Секвенирование Сэнгера — это надежный метод для определения генных мутаций, который широко использовался в течение нескольких десятилетий. Метод Сэнгера является геноспецифичным, и с его помощью анализируют небольшое подмножество генов. Секвенирование Сэнгера позволяет идентифицировать мозаичные мутации. Но метод секвенирования Сэнгера не позволяет проводить точную количественную оценку, то есть нельзя сделать вывод о том, в каком количестве клеток есть мутация [5].
Метод дробовика
Метод дробовика используется для секвенирования длинных участков ДНК. Суть метода состоит в получении случайной массированной выборки клонированных фрагментов ДНК данного организма, на основе которых восстанавливается исходная последовательность ДНК [6].
Первые методы секвенирования способны восстанавливать небольшие последовательности ДНК (порядка 1000 нуклеотидов), следовательно, для секвенирования более длинных последовательностей требовалось разработать новый подход. При секвенировании методом дробовика ДНК случайным образом фрагментируется на мелкие участки с помощью сайт-неспецифичных нуклеаз. Затем фрагменты секвенируют любым доступным методом, например, методом секвенирования по Сэнгеру. Полученные перекрывающиеся случайные фрагменты ДНК собирают с помощью специального программного обеспечения в одну целую последовательность. Данный метод оставался фундаментальным методом секвенирования генома в течение 20 лет [2]. В 1981 году метод применен на практике — полное секвенирование генома вируса мозаики цветной капусты [7].

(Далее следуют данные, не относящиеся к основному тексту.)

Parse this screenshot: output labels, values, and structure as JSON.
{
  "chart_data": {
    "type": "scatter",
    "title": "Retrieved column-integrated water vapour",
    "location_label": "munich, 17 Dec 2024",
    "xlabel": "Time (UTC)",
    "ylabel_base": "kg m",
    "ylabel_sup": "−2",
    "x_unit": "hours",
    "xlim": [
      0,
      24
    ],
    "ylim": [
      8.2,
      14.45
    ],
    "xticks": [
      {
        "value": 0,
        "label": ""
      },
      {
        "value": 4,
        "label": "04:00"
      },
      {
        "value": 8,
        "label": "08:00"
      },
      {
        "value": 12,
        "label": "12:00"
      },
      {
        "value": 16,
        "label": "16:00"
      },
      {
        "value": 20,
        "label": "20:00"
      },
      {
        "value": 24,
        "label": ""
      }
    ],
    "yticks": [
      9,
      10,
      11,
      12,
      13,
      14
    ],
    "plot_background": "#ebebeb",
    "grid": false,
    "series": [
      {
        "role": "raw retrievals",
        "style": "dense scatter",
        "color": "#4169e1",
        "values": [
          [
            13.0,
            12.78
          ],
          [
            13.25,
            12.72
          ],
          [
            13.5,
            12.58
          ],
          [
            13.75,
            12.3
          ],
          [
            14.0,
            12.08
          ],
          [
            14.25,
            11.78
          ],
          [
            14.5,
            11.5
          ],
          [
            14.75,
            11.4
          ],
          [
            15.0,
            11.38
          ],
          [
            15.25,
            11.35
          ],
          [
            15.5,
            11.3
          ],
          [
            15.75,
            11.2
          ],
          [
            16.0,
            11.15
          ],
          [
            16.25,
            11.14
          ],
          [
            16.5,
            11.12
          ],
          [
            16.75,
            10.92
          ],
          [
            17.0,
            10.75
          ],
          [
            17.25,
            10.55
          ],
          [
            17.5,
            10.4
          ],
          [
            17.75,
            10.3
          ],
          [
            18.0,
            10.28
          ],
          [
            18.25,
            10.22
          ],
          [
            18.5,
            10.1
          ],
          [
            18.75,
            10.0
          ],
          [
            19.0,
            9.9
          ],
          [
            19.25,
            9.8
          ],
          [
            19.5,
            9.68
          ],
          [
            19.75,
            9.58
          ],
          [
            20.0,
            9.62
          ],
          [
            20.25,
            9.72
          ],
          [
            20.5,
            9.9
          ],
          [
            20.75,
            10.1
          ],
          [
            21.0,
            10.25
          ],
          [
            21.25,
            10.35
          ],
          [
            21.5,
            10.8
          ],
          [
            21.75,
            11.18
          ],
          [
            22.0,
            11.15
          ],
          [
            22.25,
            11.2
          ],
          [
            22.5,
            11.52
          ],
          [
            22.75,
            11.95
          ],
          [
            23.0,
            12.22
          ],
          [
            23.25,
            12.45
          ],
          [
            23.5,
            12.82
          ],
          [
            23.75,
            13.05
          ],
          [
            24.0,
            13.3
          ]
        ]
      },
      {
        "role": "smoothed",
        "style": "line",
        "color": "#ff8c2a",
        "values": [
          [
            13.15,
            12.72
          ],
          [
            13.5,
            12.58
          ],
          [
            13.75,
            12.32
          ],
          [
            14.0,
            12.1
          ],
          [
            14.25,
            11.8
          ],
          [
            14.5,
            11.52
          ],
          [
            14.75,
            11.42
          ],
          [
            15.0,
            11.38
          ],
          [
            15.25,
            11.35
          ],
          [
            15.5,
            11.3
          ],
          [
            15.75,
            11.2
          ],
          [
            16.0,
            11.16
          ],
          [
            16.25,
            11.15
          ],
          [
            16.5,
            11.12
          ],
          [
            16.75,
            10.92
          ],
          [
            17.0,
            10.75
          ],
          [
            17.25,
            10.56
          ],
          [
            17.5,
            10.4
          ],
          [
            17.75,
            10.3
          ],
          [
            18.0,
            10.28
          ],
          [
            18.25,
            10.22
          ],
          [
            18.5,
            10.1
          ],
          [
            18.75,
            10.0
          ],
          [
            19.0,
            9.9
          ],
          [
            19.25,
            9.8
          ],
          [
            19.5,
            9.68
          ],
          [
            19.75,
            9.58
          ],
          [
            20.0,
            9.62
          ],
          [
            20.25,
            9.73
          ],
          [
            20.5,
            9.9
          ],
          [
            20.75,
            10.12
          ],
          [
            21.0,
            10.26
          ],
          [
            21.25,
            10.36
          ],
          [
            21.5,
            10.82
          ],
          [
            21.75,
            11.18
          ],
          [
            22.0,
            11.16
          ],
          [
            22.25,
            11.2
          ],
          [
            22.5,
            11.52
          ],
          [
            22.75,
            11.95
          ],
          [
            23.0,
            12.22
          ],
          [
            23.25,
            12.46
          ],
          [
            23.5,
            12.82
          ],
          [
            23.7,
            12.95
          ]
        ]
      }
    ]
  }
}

На практике трудности возникают из-за повторяющихся последовательностей. Например, можно легко секвенировать типичные бактериальные геномы (около 1,5 % повторов) или эухроматическую часть генома мухи (около 3 % повторов). Человеческий геном содержит более чем 50 % повторяющихся последовательностей. Такие особенности усложняют сборку правильной и законченной последовательности генома [2].
В дальнейшем этот подход совершенствовался: были улучшены механизмы фрагментации и клонирования ДНК. В 1990 году был предложен метод секвенирования парных прочтений. Результаты первого применения метода секвенирования парных концов на практике были опубликованы в 1990 году в работе, посвященной секвенированию человеческого гена гипоксантин-гуанинфосфорибозилтрансферазы [4].
При секвенировании парных прочтений ДНК разрезается на случайные фрагменты, которые затем группируются по весу и клонируются в векторах. Клоны секвенируют с обоих концов с использованием метода обрыва цепи, в результате которого образуются две коротких последовательности [4].
Иерархическое секвенирование методом дробовика
Для секвенирования больших геномов, содержащих повторяющиеся последовательности, используется подход «иерархического секвенирования методом дробовика» [2].
Данный метод — технически более сложный из-за необходимости обработки больших объемов данных. Это служит причиной тому, что метод иерархического секвенирования имеет более высокую стоимость [2].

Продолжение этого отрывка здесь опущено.